Cette ordonnance pose une seconde question, à laquelle nous devons répondre et qui nous interroge dans un monde qui ne se limite pas à nos frontières : sans mésestimer l'inquiétude qu'elle a pu susciter chez les professionnels, les débats qui l'ont jusqu'à présent entourée font apparaître une défiance vis-à-vis de la qualification de nos voisins européens. À cet égard, il convient de ne pas être naïfs, mais il serait également dommageable de nous priver de compétences qui seraient bénéfiques à tous.

Pour ce qui est de la question qui a suscité le plus de débats, à savoir l'accès partiel, l'autorisation d'exercer est encadrée par des conditions très strictes et un examen au cas par cas des demandes, qui pourront, si la situation le nécessite, être refusées pour un motif impérieux d'intérêt général tenant à la protection de la santé publique.

Sont ainsi prévues trois conditions pour bénéficier de l'accès partiel à une profession – je n'y reviendrai pas, car elles ont été détaillées tout à l'heure par Mme la ministre.

Ces conditions étant remplies, la délivrance d'une autorisation d'exercer ne saurait se faire sans les acteurs concernés. Le processus d'examen des dossiers des demandeurs comprendra l'expression d'un avis par chaque commission compétente, ainsi que par l'ordre compétent pour les professions qui en possèdent un.

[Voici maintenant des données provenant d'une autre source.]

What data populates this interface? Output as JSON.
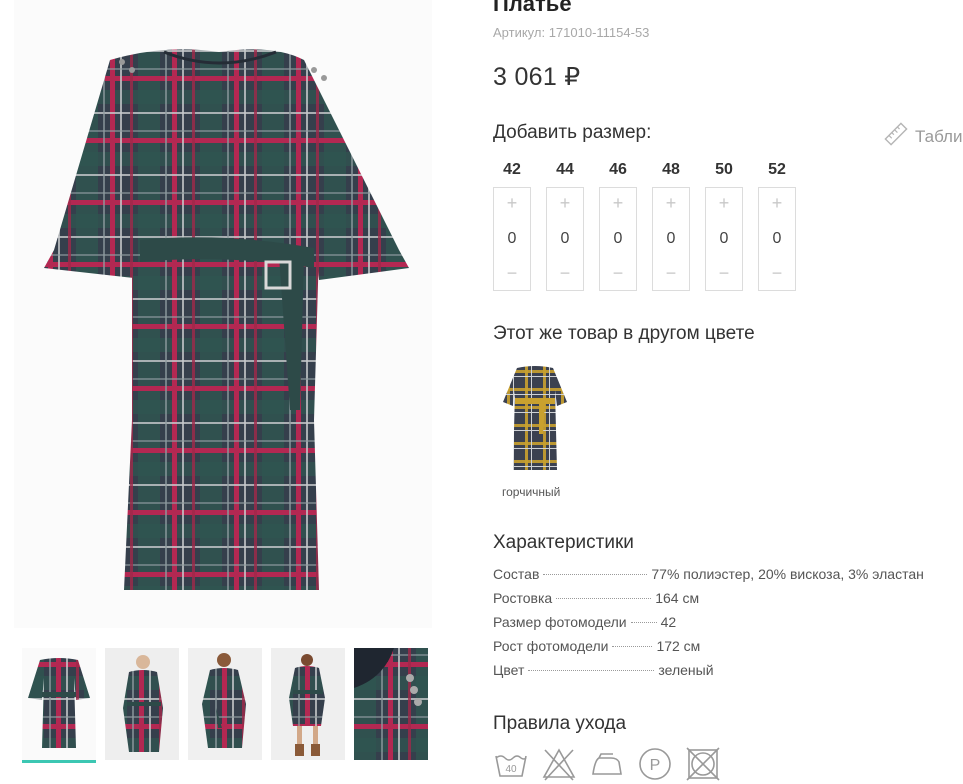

Le Gouvernement, par un travail approfondi avec les ordres, a établi des critères d'exigence élevés, afin de garantir la qualité et la sécurité des soins, ainsi que l'information des professionnels et des usagers du système de santé. Puisque nous avons les garanties nécessaires quant à la sécurité des patients et à la qualité de la qualification, nous pouvons nous satisfaire de cette ordonnance, qui permettra d'enrichir notre pays de professionnels dont nous pourrions manquer.

Vous l'aurez compris, je ne suis pas choquée par le dispositif d'accès partiel à l'exercice d'une profession. Il me conduit même à m'interroger sur la possibilité d'ouvrir, en France, certaines professions à des qualifications partielles qui ne seraient pas des « sous-diplômes » mais qui répondraient à des demandes ultra-spécialisées ou spécifiques.

Cette ordonnance est aussi motivée par le droit à la libre circulation des ressortissants européens. À titre personnel, j'ai essayé de me mettre dans la situation d'un professionnel souhaitant exercer dans un autre pays européen : pleinement qualifiée dans mon pays, je ne comprendrais pas qu'on puisse m'interdire d'exercer, considérant que ma formation est complète et suffisante dans mon pays d'origine.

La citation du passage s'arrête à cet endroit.